The case is part of a growing wave of climate litigation in Europe. Similar lawsuits have been filed against Shell in The Hague, Eni in Rome, and BP in London, though outcomes have varied. The Paris ruling could influence these cases, particularly as European courts increasingly interpret corporate duties under the Paris Agreement and national climate laws.
For context, the European Union has seen a complex interplay between energy security and climate ambition. As EU gas demand rises while domestic production falls, member states are grappling with how to balance immediate energy needs with long-term decarbonization. The TotalEnergies ruling underscores the legal pressure on fossil fuel companies to align their strategies with the bloc's climate targets.
Environmental groups welcomed the decision but called for stronger enforcement. "This is a step forward, but the court missed the opportunity to hold TotalEnergies financially accountable for the harm its products cause," said a spokesperson for Notre Affaire à Tous. The coalition is considering an appeal to seek clearer liability for customer emissions.

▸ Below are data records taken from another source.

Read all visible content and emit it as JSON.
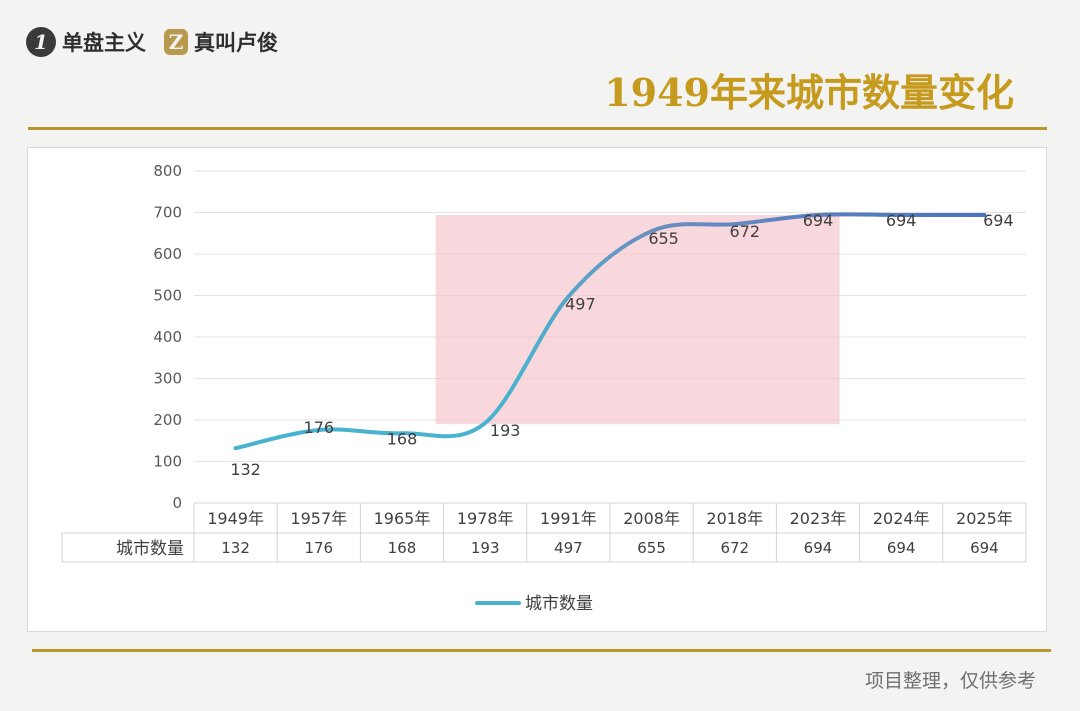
{
  "header": {
    "brand_1_mark": "1",
    "brand_1_name": "单盘主义",
    "brand_2_mark": "Z",
    "brand_2_name": "真叫卢俊",
    "title": "1949年来城市数量变化"
  },
  "footer": {
    "source_note": "项目整理，仅供参考"
  },
  "colors": {
    "gold": "#c69a1c",
    "rule": "#b8962d",
    "line_start": "#49b3cf",
    "line_end": "#4a72c0",
    "highlight": "#f4c3cb"
  },
  "chart_data": {
    "type": "line",
    "categories": [
      "1949年",
      "1957年",
      "1965年",
      "1978年",
      "1991年",
      "2008年",
      "2018年",
      "2023年",
      "2024年",
      "2025年"
    ],
    "series": [
      {
        "name": "城市数量",
        "values": [
          132,
          176,
          168,
          193,
          497,
          655,
          672,
          694,
          694,
          694
        ]
      }
    ],
    "ylim": [
      0,
      800
    ],
    "yticks": [
      0,
      100,
      200,
      300,
      400,
      500,
      600,
      700,
      800
    ],
    "grid": true,
    "data_table": true,
    "legend": "bottom",
    "highlight_region": {
      "from_category": "1978年",
      "to_category": "2023年",
      "y_from": 190,
      "y_to": 694
    }
  }
}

TotalEnergies has not yet announced whether it will appeal. In a statement, the company said it "takes note of the court's decision" and will review the ruling before determining next steps. The company emphasized its existing investments in renewable energy, including solar and wind projects across Europe, but critics argue these efforts remain insufficient given the scale of its fossil fuel operations.
The ruling also highlights the role of French courts in shaping corporate climate governance. France's highest administrative court, the Conseil d'État, has previously ordered the government to take stronger climate action. Now, the judiciary is extending that scrutiny to private corporations, a trend that may accelerate as climate litigation becomes a more common tool for activists across the continent.
As European cities like Paris face more frequent heatwaves—with residents fleeing sweltering apartments to sleep in parks—the urgency of climate action is increasingly felt at the local level. The TotalEnergies case may serve as a catalyst for similar legal challenges in other European capitals, from Berlin to Madrid, where activists are demanding that energy companies take responsibility for their full environmental impact.
Ultimately, the Paris court's decision does not resolve the tension between Europe's energy needs and its climate commitments. But it sends a clear signal that European courts are willing to compel major emitters to be transparent about their role in the climate crisis—and to adjust their business models accordingly.